I’m still a bit confused by Harley’s strategy here. It seems that they are saying all the right things, but the execution feels like it’s still being run from the old play-book, just as you said. Again, as you suggest, I think the pivotal moment will be when they drop the details on the Pan-America. I expect the revamped “Sportster” line will drop this fall with pricing we’d expect to see in that class, but that whole 1200cc class will be “interesting” with respect to features and price, if nothing else. I can see Harley clinging to is premium status, but I still think they’ll experience significant contraction if they’re hellbent on retaining that mantle.
The LiveWire is a glimpse into Harley-Davidson’s thinking, but I agree with you that the Pan America will be far more telling. ADV bikes is an area where the Harley badge will produce skepticism among many potential customers, not the kind of loyal admiration the company is used to.
Many forget the V-Rod was the first attempt to move beyond the core customers, and it didn’t really work. The Street line is the more recent attempt, and it hasn’t stopped sales declines.

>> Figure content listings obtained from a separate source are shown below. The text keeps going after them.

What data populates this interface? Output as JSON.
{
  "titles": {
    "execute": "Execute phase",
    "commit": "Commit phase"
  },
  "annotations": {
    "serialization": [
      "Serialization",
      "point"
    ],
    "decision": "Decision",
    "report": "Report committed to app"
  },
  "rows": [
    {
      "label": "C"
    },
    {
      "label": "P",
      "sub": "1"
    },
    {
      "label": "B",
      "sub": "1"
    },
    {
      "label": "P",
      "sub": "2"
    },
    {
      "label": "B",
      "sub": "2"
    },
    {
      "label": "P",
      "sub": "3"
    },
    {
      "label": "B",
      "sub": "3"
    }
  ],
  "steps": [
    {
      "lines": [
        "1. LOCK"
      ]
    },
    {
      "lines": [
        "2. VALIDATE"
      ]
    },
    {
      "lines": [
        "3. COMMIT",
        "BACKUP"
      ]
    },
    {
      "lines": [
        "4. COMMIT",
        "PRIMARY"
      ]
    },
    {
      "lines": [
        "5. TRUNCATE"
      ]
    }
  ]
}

Now comes the Pan America and the other new models. They better get them right.
That scooter looks more like something the guys at my local Harley shop would throw into a bonfire for fun than something theyd sell.
The V-Rod was supposedly well received in Europe, but not so much in the U.S. During the launch I asked the Davidsons about a sport version of this bike (similar to my Sprint), father and son looked at each other and said, “Stay tuned.” Out came the V-Rod Street, which was heavy and cumbersome, and the core audience hated it.
Interestingly, it was supposed to go to Buell after development on the racetrack as the VR1000, but we all know how all that worked for poor Erik. That was during the battery CEO days when they jettisoned MV as well, deciding to concentrate on their “core” products–i.e. cruisers. I thought that was short sighted.
I rode the Livewire and totally thought it was going to be priced in the low 10k range, but was hoping they could beat that and really be competitive. Now, I just feel insulted by sticker shock.
Keep in mind, this bike as well as the other electric vehicles were supposed to be heavily marketed in, as of yet to be seen, urban boutique shops. With the right kind of sales people, and without the other V-twin distractions, it might work.
In my humble opinion the Motor Company hasn’t had a hit-it-out-of-the-ballpark moment since the Evo engine, which they needed just to survive.
You make a lot of valid points, Lance. As a Harley guy, I’m hoping for another Evo moment out of the company, but, I’m afraid at this point they’ve made too many mistakes. Still, they have a ton of cash available to, hopefully, work it out.
Good points, Bill. Looking back with the benefit of hindsight, the decision by MoCo management to focus on building cruisers and maintaining Harley-Davidson as a premium brand (no discounting, not competing on price) was perhaps exactly the wrong way to go. Looking at the history, maybe it seemed the safe choice at the time. But today, cruisers are the category losing ground in the U.S. market and it’s getting harder to charge more just because it says Harley-Davidson on the tank. I’d go further and say we’re near the tipping point where the brand and its associated mythology become a headwind instead of the tailwind to sales that the company has been riding the last few decades.
I expect to see a long slow slide to second rate status by Harley as they keep wasting resources on things like the Livewire that don’t work. The only thing that will work is building a better product for a lower price than the competition and thats something Harley has never done in my lifetime.